Clonal evolution of acute myeloid leukemia genomes

Human acute myeloid leukemia (AML) is a very heterogeneous and aggressive hematopoietic malignancy with a poor prognosis. In AML development, sequential acquisition of genetic mutations within the hematopoietic stem and progenitor cell (HSPC) compartment results in subclones of pre-leukemic hematopoietic stem cells (HSCs). These pre-leukemic HSCs undergo further evolution to produce heterogeneous leukemia stem cells (LSCs), again composed of distinct subclones that can replenish the disease or contribute to relapse. According to this hypothesis, human AML exhibits clonal heterogeneity, which has significant implications for pathogenesis and treatment. Pre- leukemic HSCs and/or LSCs may persist following therapy and can eventually expand and give rise to refractory or relapsed disease. This project aims to identify clonal heterogeneity among pre-leukemic HSCs and LSCs through its functional and genomic characterization. We have previously shown that subcutaneous implanted human mesenchymal stromal cells (MSCs) are capable of forming a highly susceptible and easily accessible humanized hematopoietic niche that provides an ideal microenvironment for allowing the preferential engraftment of human hematopoietic cells. Based on sophisticated polychromatic flow cytometry protocols, single pre-leukemic HSCs and LSCs can be isolated from primary AML samples. Our novel xeno-transplantation mouse model allowing for optimal human engraftment will be used for intra-bone single cell transplantation. Functional analysis will be carried out to evaluate either normal hematopoietic reconstitution (in the case of pre-leukemic HSCs) or leukemia initiation (in the case of LSCs). As a second step, engrafted single cell-derived progeny will undergo next generation exome-sequencing to analyze its mutation status. Comparative analysis of functional and genomic data will help to identify novel mutations present either in single pre-leukemic HSCs or LSCs that are involved in driving malignant transformation and leukemia development. These results should provide new insights into the genetic signatures and molecular events necessary and responsible for the evolution of AML.

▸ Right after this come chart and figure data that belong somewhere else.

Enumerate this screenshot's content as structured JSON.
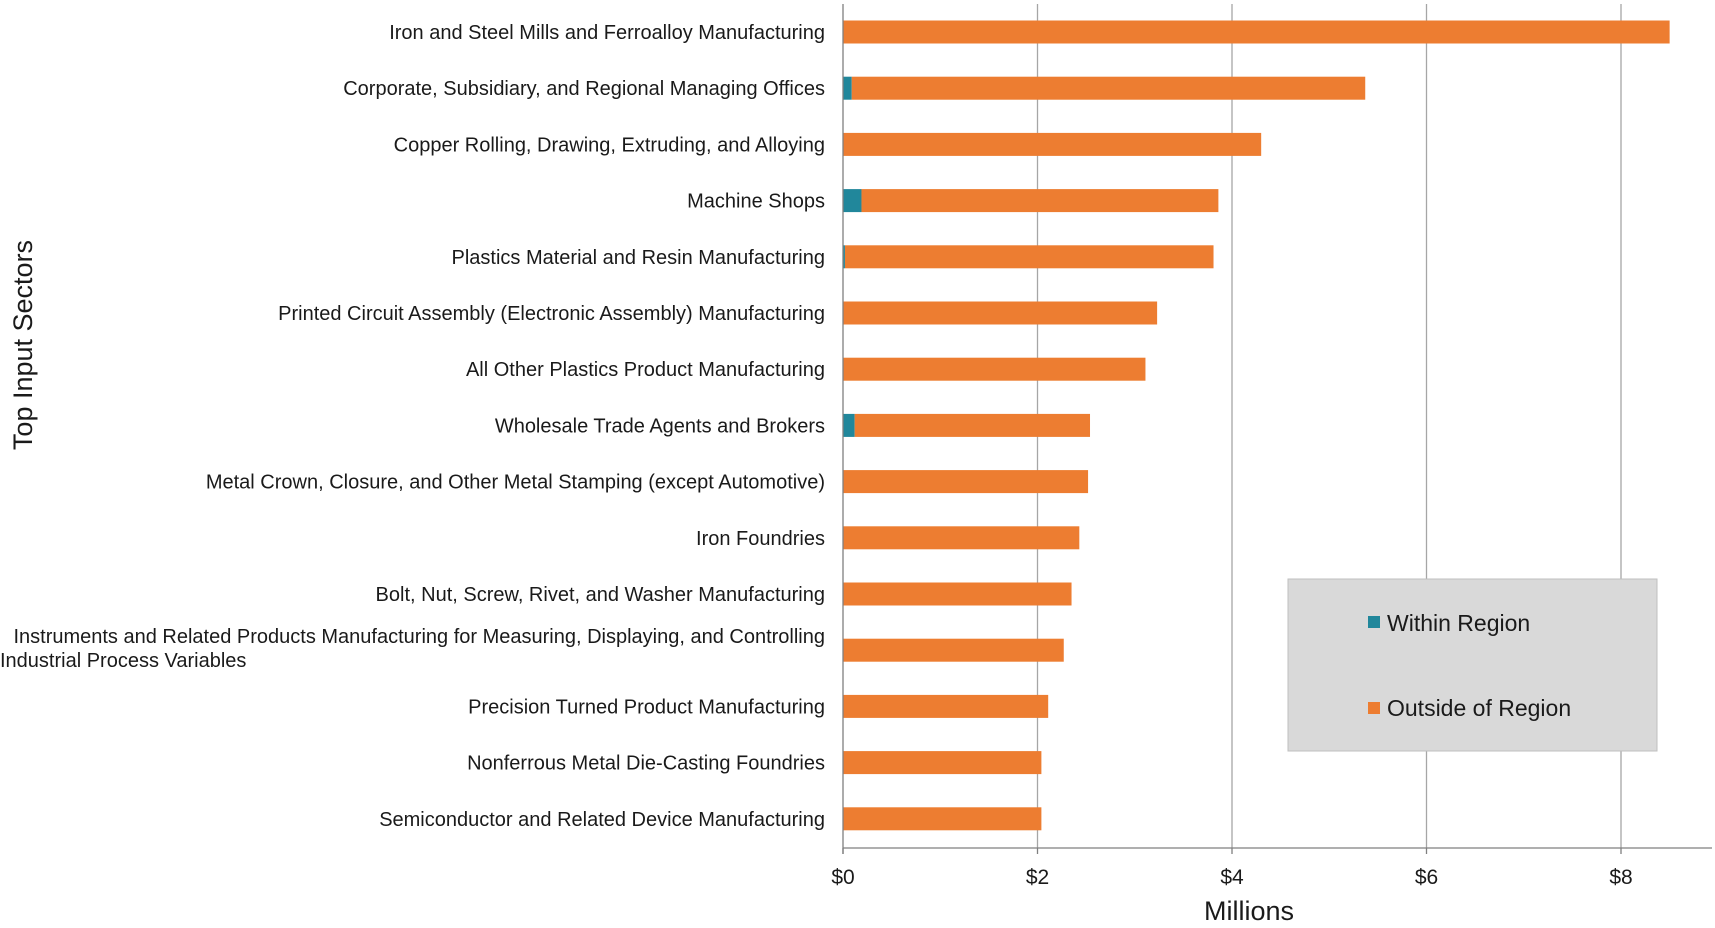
{
  "chart_data": {
    "type": "bar",
    "orientation": "horizontal",
    "stacked": true,
    "title": "",
    "xlabel": "Millions",
    "ylabel": "Top Input Sectors",
    "xlim": [
      0,
      9
    ],
    "xticks": [
      0,
      2,
      4,
      6,
      8
    ],
    "xtick_labels": [
      "$0",
      "$2",
      "$4",
      "$6",
      "$8"
    ],
    "grid": "vertical",
    "legend_position": "right",
    "categories": [
      "Iron and Steel Mills and Ferroalloy Manufacturing",
      "Corporate, Subsidiary, and Regional Managing Offices",
      "Copper Rolling, Drawing, Extruding, and Alloying",
      "Machine Shops",
      "Plastics Material and Resin Manufacturing",
      "Printed Circuit Assembly (Electronic Assembly) Manufacturing",
      "All Other Plastics Product Manufacturing",
      "Wholesale Trade Agents and Brokers",
      "Metal Crown, Closure, and Other Metal Stamping (except Automotive)",
      "Iron Foundries",
      "Bolt, Nut, Screw, Rivet, and Washer Manufacturing",
      "Instruments and Related Products Manufacturing for Measuring, Displaying, and Controlling Industrial Process Variables",
      "Precision Turned Product Manufacturing",
      "Nonferrous Metal Die-Casting Foundries",
      "Semiconductor and Related Device Manufacturing"
    ],
    "category_lines": [
      [
        "Iron and Steel Mills and Ferroalloy Manufacturing"
      ],
      [
        "Corporate, Subsidiary, and Regional Managing Offices"
      ],
      [
        "Copper Rolling, Drawing, Extruding, and Alloying"
      ],
      [
        "Machine Shops"
      ],
      [
        "Plastics Material and Resin Manufacturing"
      ],
      [
        "Printed Circuit Assembly (Electronic Assembly) Manufacturing"
      ],
      [
        "All Other Plastics Product Manufacturing"
      ],
      [
        "Wholesale Trade Agents and Brokers"
      ],
      [
        "Metal Crown, Closure, and Other Metal Stamping (except Automotive)"
      ],
      [
        "Iron Foundries"
      ],
      [
        "Bolt, Nut, Screw, Rivet, and Washer Manufacturing"
      ],
      [
        "Instruments and Related Products Manufacturing for Measuring, Displaying, and Controlling",
        "Industrial Process Variables"
      ],
      [
        "Precision Turned Product Manufacturing"
      ],
      [
        "Nonferrous Metal Die-Casting Foundries"
      ],
      [
        "Semiconductor and Related Device Manufacturing"
      ]
    ],
    "series": [
      {
        "name": "Within Region",
        "color": "#21879b",
        "values": [
          0.0,
          0.09,
          0.0,
          0.19,
          0.02,
          0.0,
          0.0,
          0.12,
          0.0,
          0.0,
          0.0,
          0.0,
          0.0,
          0.0,
          0.0
        ]
      },
      {
        "name": "Outside of Region",
        "color": "#ed7d31",
        "values": [
          8.5,
          5.28,
          4.3,
          3.67,
          3.79,
          3.23,
          3.11,
          2.42,
          2.52,
          2.43,
          2.35,
          2.27,
          2.11,
          2.04,
          2.04
        ]
      }
    ]
  }
}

Both hematopoietic stem cell (HSC) and leukemia cell survival and propagation require complex interactions between stroma cells, extracellular matrix, growth factors, and cell adhesion molecules in the bone marrow compartment. Human leukemia cells, however, require human-specific factors for optimal expansion, and their absence in mice likely explains why many types of human primary myeloid leukemias are difficult to propagate in mice. We could describe a new engraftment model in which a human ossicle a bone marrow-like organoid - placed into the flank of mice acts as a stem cell niche. The human ossicle enables faster and superior engraftment of normal human hematopoietic stem and progenitor cels, as well as both patient-derived myeloid and lymphoid leukemias. Human leukemias preferentiallly colonize the human organoid ossicles over the mouse hosts endogenous bone marrow, supporting the conclusion that the human ossicles contain a niche that provides key components for the preferential engraftment, growth, and expansion of human leukemias that is not provided by mouse BM. Successful engraftment of acute promyelocytic leukemia (APL) and myelofibrosis (MF), both previously shown little to no engraftment in NSG mice, further supports this notion. All together, our model represents a significant step forward in the development of preclinical tools to improve characterization and treatment of human leukemias. This work was published in Nature Medicine (2016) and Nature Protocols (2017).